Here is a good dividend primer for those just getting started. Yes, there is a lot more that goes into them, not just yield, but we’ll get more into that well into the future. For now, enjoy the video, and I will provide commentary below.
For starters, a very misleading title, you’ll see soon.
0:00 – Warren Buffet is the biggest market manipulator of all time, but damned if his simple advice doesn’t make all the sense in the world.
0:43 – Very interesting stat. Just goes to show how big these things are, and how rich people leverage them.
1:30 – LOL, yall remember when whiteboard videos were all the rage? They’re damn helpful, I will say that.
4:35 – Of course, oil and big miners isn’t all I will be investing in. The opportunity there is great however. There are also some really good dividend ETFs out there too, on the lower end of the risk curve. Time and a place however.
5:24 – “Our favorite holding period is forever”. Kinda true. What if (apart from proper profit taking early on) you never ever touched your crypto? Where would it be now? If you’re savvy enough you can rotate with common sense, but apart from that, play the long game.
11:52 – More Buffet fire – “The Stock Market is designed to transfer money from the active to the patient”. Same with any market. Check amongst yourselves.
15:30 – Okay, this is stupid. You are not going to generate 12% a month in dividends without taking on way too much risk. This is not realistic IMO. Don’t make all this money now just so you can donk it away later.
16:10 – Anyone got $440,000 laying around? Probably not. But might you once these contrarian investments run their course? This is what our blog post today is all about.

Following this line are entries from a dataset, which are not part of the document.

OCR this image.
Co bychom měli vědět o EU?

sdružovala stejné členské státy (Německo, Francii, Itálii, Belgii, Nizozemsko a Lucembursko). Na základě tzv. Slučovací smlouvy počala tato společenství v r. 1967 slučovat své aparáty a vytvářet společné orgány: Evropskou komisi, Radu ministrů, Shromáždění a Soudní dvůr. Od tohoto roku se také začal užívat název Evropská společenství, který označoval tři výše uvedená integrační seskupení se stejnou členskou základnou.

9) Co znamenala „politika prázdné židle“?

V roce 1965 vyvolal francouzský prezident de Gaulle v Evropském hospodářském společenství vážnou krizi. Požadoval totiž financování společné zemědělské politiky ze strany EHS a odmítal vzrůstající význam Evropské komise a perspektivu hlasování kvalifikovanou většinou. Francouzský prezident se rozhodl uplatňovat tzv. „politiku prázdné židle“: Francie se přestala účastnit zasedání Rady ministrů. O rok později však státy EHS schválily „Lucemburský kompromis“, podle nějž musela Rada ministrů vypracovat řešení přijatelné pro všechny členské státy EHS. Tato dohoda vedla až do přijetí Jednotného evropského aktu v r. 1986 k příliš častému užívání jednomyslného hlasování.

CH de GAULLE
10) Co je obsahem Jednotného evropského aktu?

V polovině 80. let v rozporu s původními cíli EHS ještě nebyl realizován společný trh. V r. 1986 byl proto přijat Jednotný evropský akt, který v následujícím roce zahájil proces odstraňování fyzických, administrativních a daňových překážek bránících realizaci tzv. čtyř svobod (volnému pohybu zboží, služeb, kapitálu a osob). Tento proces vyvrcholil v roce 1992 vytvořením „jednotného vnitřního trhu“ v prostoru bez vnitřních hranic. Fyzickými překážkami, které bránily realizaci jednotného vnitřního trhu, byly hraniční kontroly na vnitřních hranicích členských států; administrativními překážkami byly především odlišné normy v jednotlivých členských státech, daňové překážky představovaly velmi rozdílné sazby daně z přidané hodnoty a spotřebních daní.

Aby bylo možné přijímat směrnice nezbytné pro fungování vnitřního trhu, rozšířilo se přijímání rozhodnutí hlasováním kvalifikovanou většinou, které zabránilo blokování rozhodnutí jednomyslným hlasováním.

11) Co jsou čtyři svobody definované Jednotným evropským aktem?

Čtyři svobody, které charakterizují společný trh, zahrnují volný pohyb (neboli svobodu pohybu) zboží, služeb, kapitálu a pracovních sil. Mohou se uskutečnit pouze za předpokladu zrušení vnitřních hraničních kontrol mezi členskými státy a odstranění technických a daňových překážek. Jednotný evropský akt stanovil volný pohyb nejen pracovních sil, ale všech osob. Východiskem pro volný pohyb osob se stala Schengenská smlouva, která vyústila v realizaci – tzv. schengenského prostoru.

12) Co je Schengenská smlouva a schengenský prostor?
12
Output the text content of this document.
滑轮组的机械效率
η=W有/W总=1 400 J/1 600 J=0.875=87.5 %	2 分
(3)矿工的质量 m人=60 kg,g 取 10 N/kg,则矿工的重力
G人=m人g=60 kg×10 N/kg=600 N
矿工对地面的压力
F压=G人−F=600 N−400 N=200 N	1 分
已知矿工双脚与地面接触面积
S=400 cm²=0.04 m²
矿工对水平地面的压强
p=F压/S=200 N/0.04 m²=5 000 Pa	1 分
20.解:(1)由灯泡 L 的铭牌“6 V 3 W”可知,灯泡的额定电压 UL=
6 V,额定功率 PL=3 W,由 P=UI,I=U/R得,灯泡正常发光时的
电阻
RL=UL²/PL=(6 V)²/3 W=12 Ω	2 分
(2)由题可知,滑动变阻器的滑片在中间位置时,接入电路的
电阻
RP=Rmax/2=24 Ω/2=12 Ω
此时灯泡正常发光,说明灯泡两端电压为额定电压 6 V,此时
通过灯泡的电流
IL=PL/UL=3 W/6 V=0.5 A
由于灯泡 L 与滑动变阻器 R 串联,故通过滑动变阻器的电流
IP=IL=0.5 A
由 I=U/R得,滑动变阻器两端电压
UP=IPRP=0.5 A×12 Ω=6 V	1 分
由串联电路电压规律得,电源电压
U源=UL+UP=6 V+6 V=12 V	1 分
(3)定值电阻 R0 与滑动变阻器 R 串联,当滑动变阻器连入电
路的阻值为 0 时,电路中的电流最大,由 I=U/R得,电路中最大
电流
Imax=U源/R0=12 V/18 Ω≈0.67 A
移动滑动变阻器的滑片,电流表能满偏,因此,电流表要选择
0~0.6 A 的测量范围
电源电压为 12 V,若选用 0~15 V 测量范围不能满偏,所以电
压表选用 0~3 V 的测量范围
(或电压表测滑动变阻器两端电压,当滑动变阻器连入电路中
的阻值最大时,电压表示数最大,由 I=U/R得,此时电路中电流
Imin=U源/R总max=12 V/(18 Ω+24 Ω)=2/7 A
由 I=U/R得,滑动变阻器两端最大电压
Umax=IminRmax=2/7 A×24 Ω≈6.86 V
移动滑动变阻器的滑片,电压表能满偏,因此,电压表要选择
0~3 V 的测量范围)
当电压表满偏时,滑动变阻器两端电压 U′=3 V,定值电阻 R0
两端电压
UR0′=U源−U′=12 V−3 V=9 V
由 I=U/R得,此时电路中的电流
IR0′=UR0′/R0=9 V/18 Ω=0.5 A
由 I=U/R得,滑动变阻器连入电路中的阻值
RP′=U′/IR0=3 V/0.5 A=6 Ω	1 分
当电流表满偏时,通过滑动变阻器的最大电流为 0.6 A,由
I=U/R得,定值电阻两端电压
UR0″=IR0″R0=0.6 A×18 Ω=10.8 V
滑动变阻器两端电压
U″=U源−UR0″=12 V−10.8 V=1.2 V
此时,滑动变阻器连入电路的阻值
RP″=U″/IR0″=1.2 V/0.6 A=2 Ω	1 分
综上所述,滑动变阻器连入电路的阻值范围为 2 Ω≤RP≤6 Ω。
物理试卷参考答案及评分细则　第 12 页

Learning about dividend investing is boring right now while crypto is mooning and we’re positioning ourselves for our stocks to do the same. But learning it now as opposed to later should pay off big, as you won’t be scrambling and making all of your dumb mistakes at precisely the time we’re trying to set ourselves up for early retirement.
Conclusion
We’re all a bunch of crypto-chasing fuckboys right now, and that’s great.
But why are we doing it? Who do we want to become later on?
Don’t figure out your endgame on the fly.
Get ahead of it — whatever that endgame is.